Department of Biostatistics and Computational Biology, Dana-Farber Cancer Institute, Boston, MA 02215, USA.
BMC Bioinformatics. 2012 Jul 30;13:185. doi: 10.1186/1471-2105-13-185.
Short-read data from next-generation sequencing technologies are now being generated across a range of research projects. The fidelity of this data can be affected by several factors and it is important to have simple and reliable approaches for monitoring it at the level of individual experiments.
We developed a fast, scalable and accurate approach to estimating error rates in short reads, which has the added advantage of not requiring a reference genome. We build on the fundamental observation that there is a linear relationship between the copy number for a given read and the number of erroneous reads that differ from the read of interest by one or two bases. The slope of this relationship can be transformed to give an estimate of the error rate, both by read and by position. We present simulation studies as well as analyses of real data sets illustrating the precision and accuracy of this method, and we show that it is more accurate than alternatives that count the difference between the sample of interest and a reference genome. We show how this methodology led to the detection of mutations in the genome of the PhiX strain used for calibration of Illumina data. The proposed method is implemented in an R package, which can be downloaded from http://bcb.dfci.harvard.edu/∼vwang/shadowRegression.html.
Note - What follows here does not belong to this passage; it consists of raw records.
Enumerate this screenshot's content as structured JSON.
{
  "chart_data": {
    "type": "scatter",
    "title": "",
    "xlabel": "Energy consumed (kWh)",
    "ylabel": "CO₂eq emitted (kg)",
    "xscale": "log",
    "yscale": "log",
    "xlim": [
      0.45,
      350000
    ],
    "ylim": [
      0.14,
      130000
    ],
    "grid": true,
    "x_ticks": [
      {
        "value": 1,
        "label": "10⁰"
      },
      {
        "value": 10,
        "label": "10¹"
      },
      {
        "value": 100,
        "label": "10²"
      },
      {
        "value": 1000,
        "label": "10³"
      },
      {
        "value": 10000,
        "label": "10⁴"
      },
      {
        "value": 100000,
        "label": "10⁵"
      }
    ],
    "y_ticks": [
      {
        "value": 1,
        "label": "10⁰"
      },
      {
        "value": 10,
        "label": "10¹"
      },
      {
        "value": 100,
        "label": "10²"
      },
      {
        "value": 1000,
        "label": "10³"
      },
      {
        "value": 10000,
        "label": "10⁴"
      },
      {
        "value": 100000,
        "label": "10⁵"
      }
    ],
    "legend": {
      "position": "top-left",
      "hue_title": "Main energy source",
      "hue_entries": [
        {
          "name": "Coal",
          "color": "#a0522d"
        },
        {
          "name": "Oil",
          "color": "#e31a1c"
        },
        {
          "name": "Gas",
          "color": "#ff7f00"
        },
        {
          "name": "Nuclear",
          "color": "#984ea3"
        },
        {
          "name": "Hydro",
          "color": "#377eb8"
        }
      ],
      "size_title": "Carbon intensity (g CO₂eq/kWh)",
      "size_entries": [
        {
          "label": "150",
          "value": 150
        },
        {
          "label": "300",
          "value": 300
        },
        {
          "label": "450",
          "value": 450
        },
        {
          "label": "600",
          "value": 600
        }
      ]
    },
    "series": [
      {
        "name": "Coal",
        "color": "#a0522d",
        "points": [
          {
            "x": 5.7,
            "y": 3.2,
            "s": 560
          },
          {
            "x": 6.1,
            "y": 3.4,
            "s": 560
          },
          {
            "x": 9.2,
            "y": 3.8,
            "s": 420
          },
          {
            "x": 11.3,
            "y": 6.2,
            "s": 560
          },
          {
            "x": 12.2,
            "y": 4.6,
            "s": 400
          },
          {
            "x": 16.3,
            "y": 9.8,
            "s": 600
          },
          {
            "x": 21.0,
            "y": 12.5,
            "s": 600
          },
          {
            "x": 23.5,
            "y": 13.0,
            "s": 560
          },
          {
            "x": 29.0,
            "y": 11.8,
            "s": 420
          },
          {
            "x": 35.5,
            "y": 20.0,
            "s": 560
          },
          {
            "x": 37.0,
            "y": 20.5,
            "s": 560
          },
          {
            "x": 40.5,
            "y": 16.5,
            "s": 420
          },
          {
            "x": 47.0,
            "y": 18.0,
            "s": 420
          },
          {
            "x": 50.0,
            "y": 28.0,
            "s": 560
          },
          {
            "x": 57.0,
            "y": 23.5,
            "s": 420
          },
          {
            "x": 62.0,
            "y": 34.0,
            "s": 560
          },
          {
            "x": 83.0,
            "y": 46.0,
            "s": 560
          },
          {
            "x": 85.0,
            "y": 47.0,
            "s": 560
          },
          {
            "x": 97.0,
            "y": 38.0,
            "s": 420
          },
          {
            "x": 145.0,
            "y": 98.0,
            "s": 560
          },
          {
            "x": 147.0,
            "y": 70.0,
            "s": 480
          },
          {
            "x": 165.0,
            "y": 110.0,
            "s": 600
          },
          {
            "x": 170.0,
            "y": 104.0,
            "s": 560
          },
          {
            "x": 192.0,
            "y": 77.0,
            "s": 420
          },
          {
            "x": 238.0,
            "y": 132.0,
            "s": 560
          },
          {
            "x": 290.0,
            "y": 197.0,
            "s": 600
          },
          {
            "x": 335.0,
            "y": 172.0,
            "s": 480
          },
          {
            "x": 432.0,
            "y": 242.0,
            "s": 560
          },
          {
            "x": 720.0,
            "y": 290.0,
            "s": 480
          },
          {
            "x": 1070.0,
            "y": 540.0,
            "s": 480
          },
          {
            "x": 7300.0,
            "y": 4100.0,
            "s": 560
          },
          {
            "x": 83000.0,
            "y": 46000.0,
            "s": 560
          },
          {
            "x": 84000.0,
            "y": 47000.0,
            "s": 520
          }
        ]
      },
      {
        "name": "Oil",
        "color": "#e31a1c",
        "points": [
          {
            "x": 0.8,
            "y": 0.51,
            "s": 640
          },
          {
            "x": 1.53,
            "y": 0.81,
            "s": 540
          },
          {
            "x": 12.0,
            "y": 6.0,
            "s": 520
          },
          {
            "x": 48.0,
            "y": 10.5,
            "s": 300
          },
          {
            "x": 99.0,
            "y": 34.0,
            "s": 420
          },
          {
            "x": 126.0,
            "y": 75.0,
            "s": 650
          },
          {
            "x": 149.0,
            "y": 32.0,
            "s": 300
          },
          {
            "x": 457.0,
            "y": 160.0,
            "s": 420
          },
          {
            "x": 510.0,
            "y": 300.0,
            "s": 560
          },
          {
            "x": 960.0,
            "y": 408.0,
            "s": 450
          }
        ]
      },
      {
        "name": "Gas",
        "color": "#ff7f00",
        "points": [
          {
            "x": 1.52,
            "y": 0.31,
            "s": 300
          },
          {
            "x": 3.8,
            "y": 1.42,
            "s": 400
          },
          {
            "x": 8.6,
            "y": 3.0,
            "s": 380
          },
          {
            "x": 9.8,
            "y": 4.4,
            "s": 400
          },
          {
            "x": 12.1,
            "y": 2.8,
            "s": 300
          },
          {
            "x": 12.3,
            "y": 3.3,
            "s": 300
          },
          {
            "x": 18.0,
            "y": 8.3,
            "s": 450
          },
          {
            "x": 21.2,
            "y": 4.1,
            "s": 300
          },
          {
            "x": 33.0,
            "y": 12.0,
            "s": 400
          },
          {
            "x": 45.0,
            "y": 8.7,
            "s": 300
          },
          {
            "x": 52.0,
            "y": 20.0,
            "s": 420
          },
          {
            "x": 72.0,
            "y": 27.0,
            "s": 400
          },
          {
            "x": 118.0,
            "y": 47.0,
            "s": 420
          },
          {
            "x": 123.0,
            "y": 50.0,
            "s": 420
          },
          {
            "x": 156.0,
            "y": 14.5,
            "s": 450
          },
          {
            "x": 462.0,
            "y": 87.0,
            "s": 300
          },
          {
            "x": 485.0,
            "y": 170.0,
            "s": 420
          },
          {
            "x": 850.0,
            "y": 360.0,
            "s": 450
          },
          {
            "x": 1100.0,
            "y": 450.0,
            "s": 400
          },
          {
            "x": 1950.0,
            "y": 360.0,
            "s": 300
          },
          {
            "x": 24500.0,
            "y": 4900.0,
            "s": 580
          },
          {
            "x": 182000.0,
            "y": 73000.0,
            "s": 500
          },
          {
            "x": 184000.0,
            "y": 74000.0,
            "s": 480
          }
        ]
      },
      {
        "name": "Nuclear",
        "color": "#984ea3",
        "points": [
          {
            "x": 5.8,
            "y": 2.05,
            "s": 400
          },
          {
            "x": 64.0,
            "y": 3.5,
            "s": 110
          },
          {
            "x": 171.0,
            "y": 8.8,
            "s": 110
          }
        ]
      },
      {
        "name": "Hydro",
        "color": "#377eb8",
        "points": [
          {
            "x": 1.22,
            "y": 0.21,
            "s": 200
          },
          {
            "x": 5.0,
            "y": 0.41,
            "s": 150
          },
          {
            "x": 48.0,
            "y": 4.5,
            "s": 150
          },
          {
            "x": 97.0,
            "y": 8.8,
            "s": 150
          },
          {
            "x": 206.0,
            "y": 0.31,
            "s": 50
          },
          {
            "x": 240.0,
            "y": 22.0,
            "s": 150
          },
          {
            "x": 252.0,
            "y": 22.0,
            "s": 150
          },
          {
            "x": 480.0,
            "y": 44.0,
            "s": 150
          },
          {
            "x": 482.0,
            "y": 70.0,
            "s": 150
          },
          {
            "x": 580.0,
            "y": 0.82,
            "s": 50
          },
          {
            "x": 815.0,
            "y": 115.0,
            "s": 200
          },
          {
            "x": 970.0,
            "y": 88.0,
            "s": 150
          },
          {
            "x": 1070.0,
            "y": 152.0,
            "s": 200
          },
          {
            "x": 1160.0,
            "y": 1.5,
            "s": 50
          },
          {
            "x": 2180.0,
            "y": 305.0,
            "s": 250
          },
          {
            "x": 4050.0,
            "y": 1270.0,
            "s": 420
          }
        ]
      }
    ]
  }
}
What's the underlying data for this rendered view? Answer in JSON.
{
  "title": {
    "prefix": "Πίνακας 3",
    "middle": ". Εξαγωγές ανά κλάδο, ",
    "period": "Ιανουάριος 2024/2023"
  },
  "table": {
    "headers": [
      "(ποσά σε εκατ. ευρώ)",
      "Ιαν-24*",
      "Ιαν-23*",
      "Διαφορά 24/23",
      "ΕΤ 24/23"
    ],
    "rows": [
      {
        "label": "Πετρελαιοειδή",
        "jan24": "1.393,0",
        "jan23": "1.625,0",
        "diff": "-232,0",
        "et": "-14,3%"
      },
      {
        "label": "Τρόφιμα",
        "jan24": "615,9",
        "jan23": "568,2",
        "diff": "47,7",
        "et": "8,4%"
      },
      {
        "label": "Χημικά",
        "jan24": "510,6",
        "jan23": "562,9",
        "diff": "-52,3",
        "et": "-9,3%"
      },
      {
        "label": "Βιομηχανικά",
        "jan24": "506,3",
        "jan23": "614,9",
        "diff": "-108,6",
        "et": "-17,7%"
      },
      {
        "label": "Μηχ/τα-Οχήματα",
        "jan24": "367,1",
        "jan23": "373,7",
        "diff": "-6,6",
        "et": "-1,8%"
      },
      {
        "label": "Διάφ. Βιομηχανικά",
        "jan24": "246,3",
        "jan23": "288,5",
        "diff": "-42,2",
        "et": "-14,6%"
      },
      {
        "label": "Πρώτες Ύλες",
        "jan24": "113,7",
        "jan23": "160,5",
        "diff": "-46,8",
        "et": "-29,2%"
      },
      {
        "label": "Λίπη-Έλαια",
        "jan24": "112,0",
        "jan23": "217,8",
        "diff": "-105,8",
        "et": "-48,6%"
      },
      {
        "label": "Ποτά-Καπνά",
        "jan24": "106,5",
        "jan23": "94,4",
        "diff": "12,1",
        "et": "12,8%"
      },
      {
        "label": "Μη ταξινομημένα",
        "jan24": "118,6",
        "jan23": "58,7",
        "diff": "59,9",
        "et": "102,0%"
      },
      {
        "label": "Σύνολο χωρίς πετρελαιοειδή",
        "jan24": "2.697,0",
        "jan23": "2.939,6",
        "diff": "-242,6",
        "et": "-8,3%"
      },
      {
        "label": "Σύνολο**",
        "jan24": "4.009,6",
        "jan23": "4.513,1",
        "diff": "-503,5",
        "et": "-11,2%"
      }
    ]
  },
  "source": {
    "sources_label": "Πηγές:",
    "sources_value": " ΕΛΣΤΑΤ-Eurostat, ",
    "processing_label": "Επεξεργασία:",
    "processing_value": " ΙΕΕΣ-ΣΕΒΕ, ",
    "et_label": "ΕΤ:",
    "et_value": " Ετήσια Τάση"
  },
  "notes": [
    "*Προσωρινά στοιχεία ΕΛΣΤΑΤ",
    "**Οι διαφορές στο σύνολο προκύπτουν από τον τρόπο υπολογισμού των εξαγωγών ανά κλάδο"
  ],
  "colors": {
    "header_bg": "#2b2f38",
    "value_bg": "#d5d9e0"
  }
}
The proposed method can be used to monitor the quality of sequencing pipelines at the level of individual experiments without the use of reference genomes. Furthermore, having an estimate of the error rates gives one the opportunity to improve analyses and inferences in many applications of next-generation sequencing data.
下一代测序技术的短读数据现在正在一系列研究项目中产生。 该数据的保真度可能受到多种因素的影响,因此重要的是要有简单可靠的方法来在单个实验级别监测它。
我们开发了一种快速、可扩展和准确的方法来估计短读的错误率,它还有一个额外的优点,即不需要参考基因组。 我们基于这样一个基本观察结果,即对于给定的读取,其拷贝数与相差一个或两个碱基的错误读取数量之间存在线性关系。 可以通过读取和位置将此关系的斜率转换为错误率的估计值。 我们提出了模拟研究以及对真实数据集的分析,说明了该方法的精度和准确性,并表明它比计数感兴趣的样本与参考基因组之间差异的替代方法更准确。 我们展示了这种方法如何导致检测到用于校准 Illumina 数据的 PhiX 菌株基因组中的突变。 所提出的方法在一个 R 包中实现,可以从 http://bcb.dfci.harvard.edu/∼vwang/shadowRegression.html 下载。
该方法可用于在不使用参考基因组的情况下监测单个实验级别的测序管道质量。 此外,错误率的估计值为许多下一代测序数据的应用提供了改进分析和推理的机会。